Die Studie der Wissenschaftler bestätigt damit die Kritiker des noch von der schwarz-gelben Vorgängerregierung beschlossenen Betreuungsgeldes. Es war auf maßgeblichen Druck der CSU eingeführt worden. Seit August 2013 erhalten Eltern, die für ihre Kleinkinder weder einen Kita-Platz noch eine Tagesmutter in Anspruch nehmen, vom 15. Lebensmonat bis zum dritten Lebensjahr monatlich 100 Euro. Ab 1. August dieses Jahres werden es 150 Euro sein.

In der Studie nannten von jenen Eltern, die keine Berufsausbildung oder nur einen Hauptschulabschluss haben, 54 Prozent das Betreuungsgeld als Grund dafür, dass sie ihre Kleinkinder nicht in eine Kita schicken. Bei Familien mit mittlerer Reife reduziert sich dieser Anteil auf 14 Prozent, bei Akademikern gar auf 8 Prozent. Von den Familien mit Migrationshintergrund, die keine Betreuung wünschten, führten 25 Prozent das Betreuungsgeld als Begründung an. Bei deutschstämmigen Familien lag dieser Anteil lediglich bei 13 Prozent.

Laut den Autoren zeigen die Befunde, dass das Betreuungsgeld zu einer sozial ungleichen Inanspruchnahme von frühkindlicher Bildung, Betreuung und Erziehung beiträgt. Die Geldprämie setze gerade bei jenen Familien falsche Anreize, für deren Kinder frühkindliche Bildungsangebote und Sprachförderung besonders wichtig seien. Die Chefin der bayerischen Staatskanzlei, Christine Haderthauer, wies die Kritik am Betreuungsgeld zurück. »Bei Ein- und Zweijährigen eine Besser-/Schlechter-Diskussion zwischen Elternzuwendung und Kita anzuzetteln, ist ein ideologischer Tiefschlag sondersgleichen gegen alle Eltern von Kleinkindern«, sagte die CSU-Politikerin der dpa.

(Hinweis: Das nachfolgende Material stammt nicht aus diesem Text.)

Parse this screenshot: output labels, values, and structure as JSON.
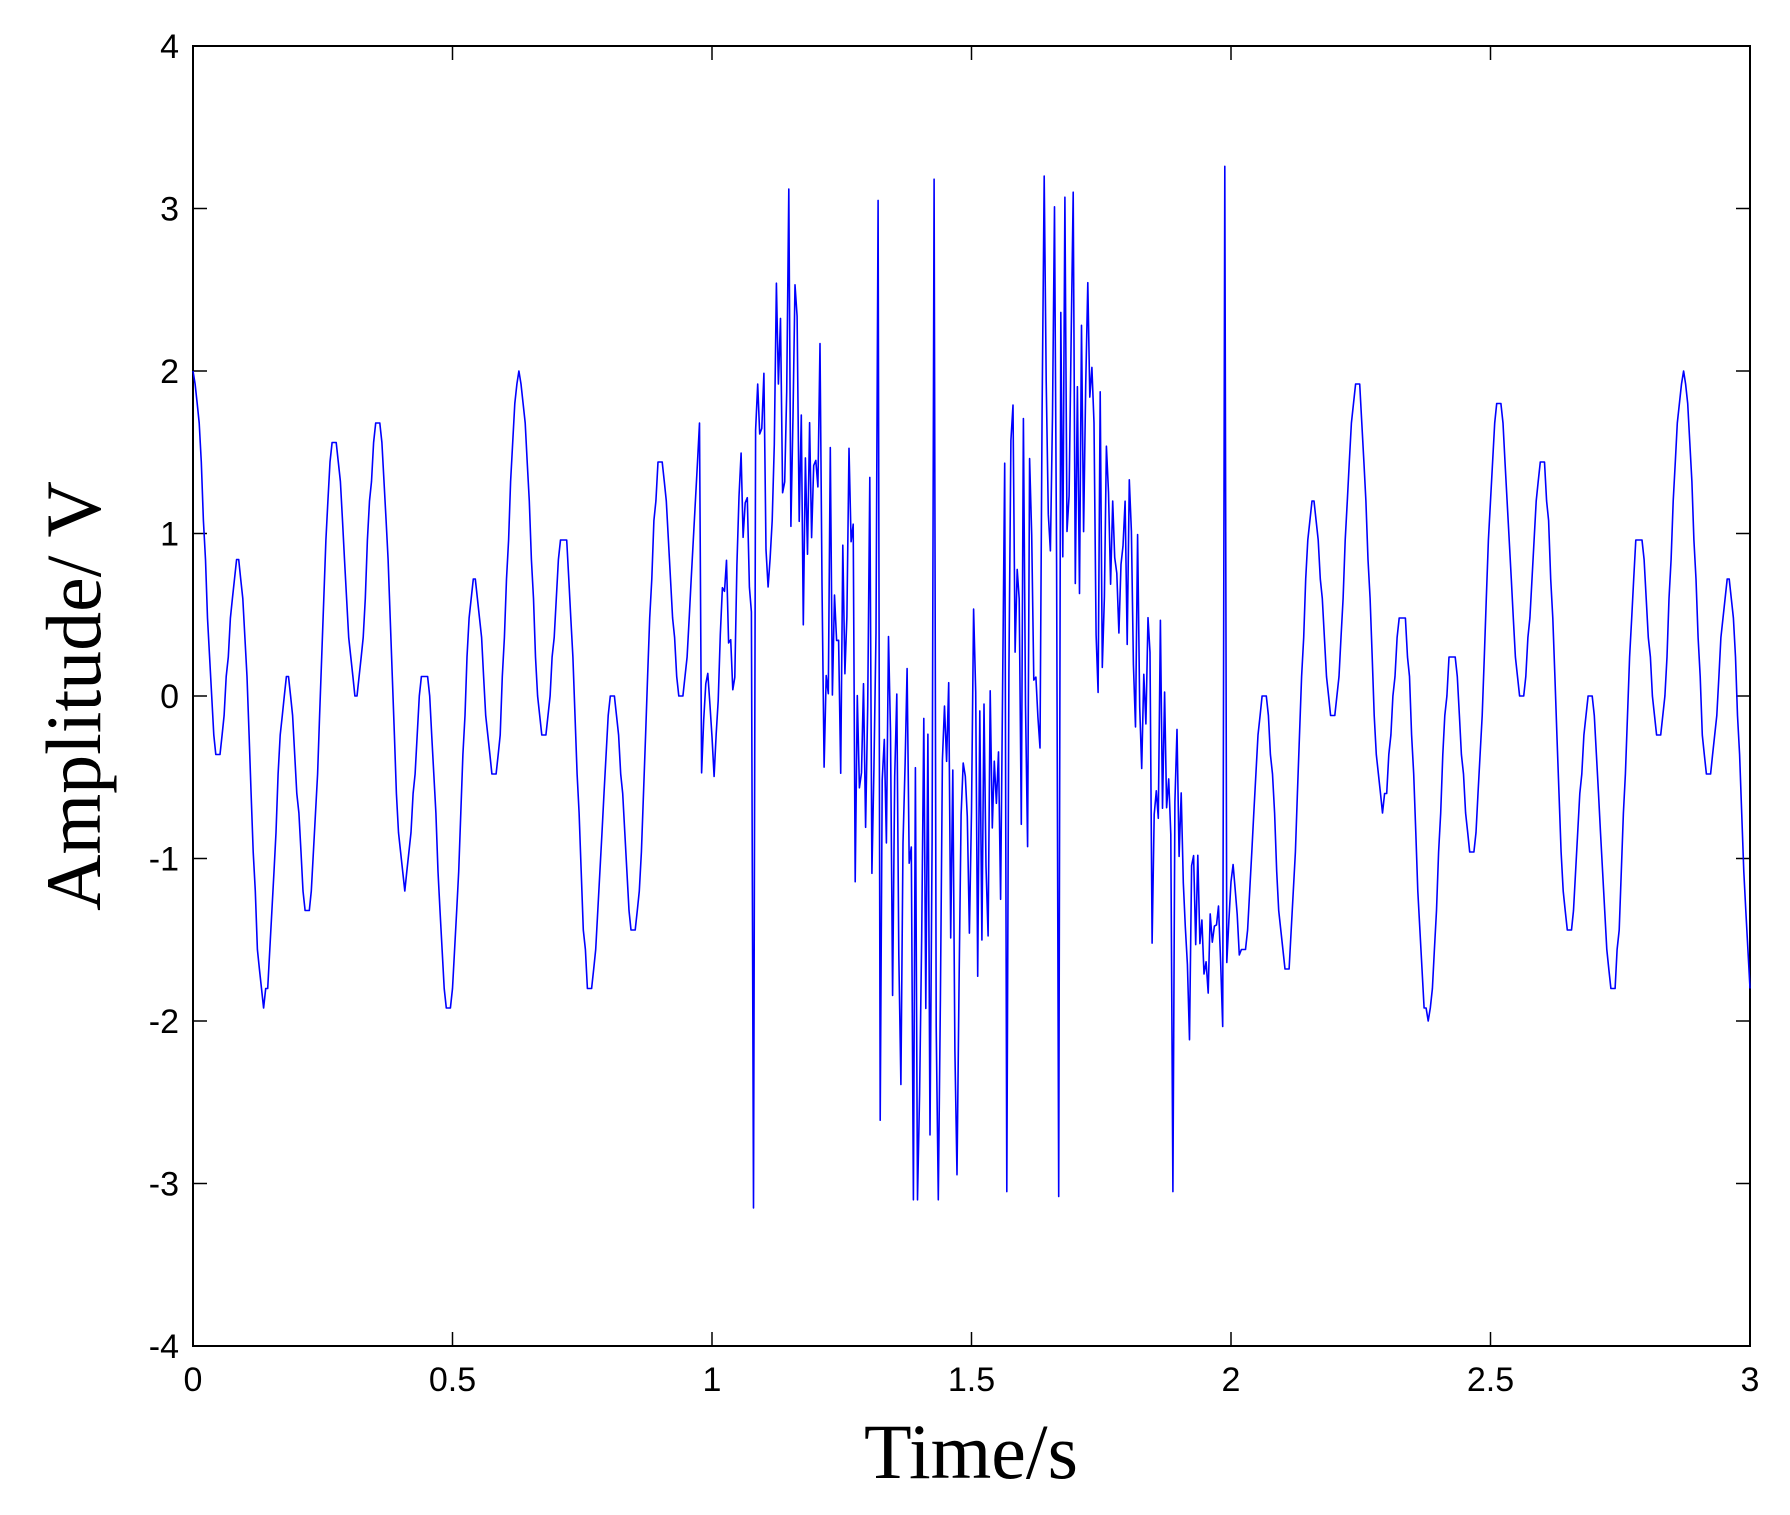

Derweil wurde bekannt, dass Bundesfamilienministerin Manuela Schwesig (SPD) entgegen ihrer Ankündigung offenbar doch keine bundeseinheitlichen Mindeststandards für Kindertagesstätten schaffen will. Der Widerstand der Länder gegen ein Bundesgesetz zur Verbesserung der Qualität in Kindertagesstätten sei zu groß, diese fürchten die Kosten. Verbindliche Qualitätsstandards wie die Personalausstattung oder die Qualifikation von pädagogischen Fachkräften werde man »mittelfristig«, also in der nächsten Legislatur, betrachten, meldet das Magazin »Spiegel« auf Anfrage aus Schwesigs Ressortspitze. Zwar bereitet das Ministerium gerade ein »Gesetz zum qualitativen Ausbau in der Kindertagesbetreuung« vor. Darin gehe es trotz des Namens allerdings nicht um mehr Personal. Geregelt wird nur, welches Bundesland wie viel Geld erhält, um den Kita-Ausbau voranzutreiben.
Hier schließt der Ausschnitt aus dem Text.